Inflationary shocks in Latam raise the prospect of more rate hikes

Latin American central bankers face renewed pressure to extend aggressive interest rate hikes after consumer prices beat estimates across the region, fueled by rising commodity costs.

March inflation exceeded even the most pessimistic forecasts in Brazil and Chile, according to official figures published on Friday.. That follows worse-than-expected price data in Colombia, Peru and Mexico. The region is affected by rising fuel and food costs caused by Russia’s invasion of Ukraine.

Central bankers in Latin America were among the first in the world to start raising borrowing costs as global supply constraints and, in some countries, anti-pandemic stimulus reignited inflation. New price pressures are now challenging Chile and Brazil’s plans to complete the adjustment. They also risk fueling social unrest, which has erupted in the form of mass protests in Peru.

What Bloomberg Economics Says

“Food and fuel prices were the main, but not the only, drivers of the sharp increases in March. The results clearly show the impact of the increase in world food and fuel prices after the war in Ukraine. They also show increasing pressure on inflation in general. The data points to a challenging scenario for central banks, as inflationary pressure is mainly due to supply shocks in which interest rates do not have much effect.”.

-Felipe Hernandez, Latin American economist

Brazil’s monthly inflation soared the most since 2003 when gasoline soared 6.95%. Chile’s consumer prices posted the biggest monthly gain in roughly three decades, as bread rose 5.9% and energy jumped 2.6%.

Cooking gas and gasoline fueled inflation in Mexico, with the annual figure hitting a 21-year high. Still, the price increases could have been much worse.

“Gas and gasoline prices have risen much less than international benchmarks,” Alonso Cervera, chief Latin America economist at Credit Suisse Group AG, said of Mexico. “Inflation would be a lot higher, I mean a lot, if it weren’t for the subsidies.”

Challenged orientation

March’s inflation tests the forecasts of Chile’s central bank president Rosanna Costa, who said last week that policymakers will be able to slow the pace of future rate hikes, and Chile’s central bank president Brazil, Roberto Campos Neto, who has repeatedly signaled plans for a final increase in May.
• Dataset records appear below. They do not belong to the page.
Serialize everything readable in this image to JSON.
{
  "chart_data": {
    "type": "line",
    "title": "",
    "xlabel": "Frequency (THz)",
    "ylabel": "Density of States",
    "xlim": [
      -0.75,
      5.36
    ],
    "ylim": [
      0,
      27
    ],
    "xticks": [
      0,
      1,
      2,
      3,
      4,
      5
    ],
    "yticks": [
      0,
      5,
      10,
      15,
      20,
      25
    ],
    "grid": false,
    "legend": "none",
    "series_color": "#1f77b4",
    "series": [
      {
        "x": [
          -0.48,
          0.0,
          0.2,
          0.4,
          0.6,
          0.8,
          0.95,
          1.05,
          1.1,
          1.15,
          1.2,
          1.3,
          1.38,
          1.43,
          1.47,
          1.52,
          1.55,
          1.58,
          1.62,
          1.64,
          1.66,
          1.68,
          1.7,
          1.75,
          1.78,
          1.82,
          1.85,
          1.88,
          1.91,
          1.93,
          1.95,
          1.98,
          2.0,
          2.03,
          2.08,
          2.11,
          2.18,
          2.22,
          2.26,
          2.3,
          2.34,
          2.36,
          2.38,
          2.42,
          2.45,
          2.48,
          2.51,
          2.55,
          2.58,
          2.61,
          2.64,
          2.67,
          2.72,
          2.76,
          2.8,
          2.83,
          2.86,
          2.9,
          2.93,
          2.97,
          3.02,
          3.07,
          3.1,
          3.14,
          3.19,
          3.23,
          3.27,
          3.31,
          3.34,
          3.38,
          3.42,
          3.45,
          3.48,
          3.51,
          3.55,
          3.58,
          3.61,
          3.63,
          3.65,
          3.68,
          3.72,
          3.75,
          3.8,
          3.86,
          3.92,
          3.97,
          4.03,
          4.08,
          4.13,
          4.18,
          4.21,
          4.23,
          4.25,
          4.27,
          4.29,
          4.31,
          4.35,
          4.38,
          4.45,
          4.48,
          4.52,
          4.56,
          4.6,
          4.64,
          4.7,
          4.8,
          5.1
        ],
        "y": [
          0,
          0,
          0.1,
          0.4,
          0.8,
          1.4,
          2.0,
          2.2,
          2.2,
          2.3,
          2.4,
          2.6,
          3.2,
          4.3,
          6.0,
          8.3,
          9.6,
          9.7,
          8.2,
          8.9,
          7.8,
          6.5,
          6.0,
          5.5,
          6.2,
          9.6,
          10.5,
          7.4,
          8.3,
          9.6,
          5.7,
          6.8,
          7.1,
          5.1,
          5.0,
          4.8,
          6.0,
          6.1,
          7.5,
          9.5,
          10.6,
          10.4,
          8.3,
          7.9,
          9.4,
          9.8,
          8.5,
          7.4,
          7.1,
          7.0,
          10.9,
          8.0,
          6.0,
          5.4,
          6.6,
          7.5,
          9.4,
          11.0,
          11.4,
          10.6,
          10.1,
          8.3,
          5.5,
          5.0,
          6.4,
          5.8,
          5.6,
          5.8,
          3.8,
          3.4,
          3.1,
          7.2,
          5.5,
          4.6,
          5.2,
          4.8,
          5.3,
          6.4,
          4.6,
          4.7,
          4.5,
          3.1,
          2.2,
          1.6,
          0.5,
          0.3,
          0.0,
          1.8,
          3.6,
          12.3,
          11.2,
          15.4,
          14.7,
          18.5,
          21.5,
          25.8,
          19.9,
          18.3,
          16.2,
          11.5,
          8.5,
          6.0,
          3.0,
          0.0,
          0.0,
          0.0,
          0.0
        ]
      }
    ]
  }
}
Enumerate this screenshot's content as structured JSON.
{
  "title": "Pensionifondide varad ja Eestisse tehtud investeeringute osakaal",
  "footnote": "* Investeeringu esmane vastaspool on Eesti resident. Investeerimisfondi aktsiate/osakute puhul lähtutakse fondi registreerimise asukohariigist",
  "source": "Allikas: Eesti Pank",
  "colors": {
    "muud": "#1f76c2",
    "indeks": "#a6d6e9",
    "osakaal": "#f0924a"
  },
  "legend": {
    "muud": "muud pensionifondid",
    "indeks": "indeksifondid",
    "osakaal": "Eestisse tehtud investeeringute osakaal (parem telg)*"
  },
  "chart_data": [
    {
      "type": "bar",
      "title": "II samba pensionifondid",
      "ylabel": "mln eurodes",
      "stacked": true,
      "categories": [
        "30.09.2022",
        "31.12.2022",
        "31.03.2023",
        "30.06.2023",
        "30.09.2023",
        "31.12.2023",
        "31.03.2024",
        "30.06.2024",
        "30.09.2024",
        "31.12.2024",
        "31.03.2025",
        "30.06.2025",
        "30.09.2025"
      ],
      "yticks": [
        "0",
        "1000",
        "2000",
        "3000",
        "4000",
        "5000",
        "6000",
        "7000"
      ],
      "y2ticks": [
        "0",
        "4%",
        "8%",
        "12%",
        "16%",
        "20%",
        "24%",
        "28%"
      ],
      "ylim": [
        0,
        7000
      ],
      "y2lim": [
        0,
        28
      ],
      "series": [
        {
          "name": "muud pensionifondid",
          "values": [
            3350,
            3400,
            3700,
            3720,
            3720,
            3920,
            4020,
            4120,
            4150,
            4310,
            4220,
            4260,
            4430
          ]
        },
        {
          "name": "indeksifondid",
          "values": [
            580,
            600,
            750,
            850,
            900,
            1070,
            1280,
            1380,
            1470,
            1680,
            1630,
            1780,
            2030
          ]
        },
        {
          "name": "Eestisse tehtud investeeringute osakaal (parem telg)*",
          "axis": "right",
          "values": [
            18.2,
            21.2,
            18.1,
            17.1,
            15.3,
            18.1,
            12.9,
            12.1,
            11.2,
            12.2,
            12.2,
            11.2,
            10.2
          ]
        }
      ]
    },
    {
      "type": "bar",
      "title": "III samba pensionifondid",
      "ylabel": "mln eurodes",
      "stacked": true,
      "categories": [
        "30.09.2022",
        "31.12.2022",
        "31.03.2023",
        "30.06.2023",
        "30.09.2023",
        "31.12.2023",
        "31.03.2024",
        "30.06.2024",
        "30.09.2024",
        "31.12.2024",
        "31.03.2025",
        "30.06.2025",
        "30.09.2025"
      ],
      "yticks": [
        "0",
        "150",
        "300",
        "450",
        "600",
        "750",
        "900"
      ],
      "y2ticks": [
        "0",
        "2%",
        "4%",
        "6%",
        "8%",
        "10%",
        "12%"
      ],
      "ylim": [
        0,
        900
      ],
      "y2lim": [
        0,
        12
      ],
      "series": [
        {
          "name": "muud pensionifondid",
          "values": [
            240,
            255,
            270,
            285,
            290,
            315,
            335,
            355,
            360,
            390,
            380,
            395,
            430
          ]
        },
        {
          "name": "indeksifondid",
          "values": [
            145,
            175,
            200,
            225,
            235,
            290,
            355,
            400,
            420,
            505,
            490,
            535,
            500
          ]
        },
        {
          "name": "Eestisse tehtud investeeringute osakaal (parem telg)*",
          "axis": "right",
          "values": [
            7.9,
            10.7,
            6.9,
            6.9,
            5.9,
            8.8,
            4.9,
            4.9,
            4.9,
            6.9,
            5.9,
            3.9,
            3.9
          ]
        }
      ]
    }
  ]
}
Swap rates in both countries rose on Friday following the price figures.

To be sure, some economists are wary of the idea of ​​even more aggressive increases in borrowing costs. “Instead of looking at current headline inflation, they’re looking at 12-24 month inflation. That is what really matters to them,” said Alejandro Arreaza, an economist at Barclays Capital Inc.

There are growing signs that price anger is spilling over into politics. Peru’s President Pedro Castillo decided to impose a curfew in Lima this week after anti-inflation protests turned into violent clashes with police.

In Brazil, state-owned Petroleo Brasileiro SA, or Petrobras, announced in March that it would raise fuel prices by up to 25%. President Jair Bolsonaro, who is up for reelection in October, ousted the company boss two weeks later when polls showed voters furious about inflation.

Similarly, about two-thirds of Chileans believe the outlook for consumption is bad or very bad, according to a public opinion poll released on Sunday that also showed a drop in President Gabriel Boric’s approval rating.

On Thursday, Boric unveiled an economic plan aimed at boosting sectors that have been left behind in the nation’s recovery. The initiative includes freezing increases in public transport, as well as efforts to contain increases in kerosene and gasoline.

In the future, there is more bad news in sight. On April 13, Argentina will publish its inflation reading for March, which is expected to show a rise in consumer prices of 5.8%, the biggest jump during the term of President Alberto Fernández.

“The war in Ukraine and the massive volatility in commodity prices is a surprise to everyone,” said William Jackson, chief emerging markets economist at Capital Economics. “More than anything, it puts policymakers in a difficult position, since they have already acted to contain price increases.”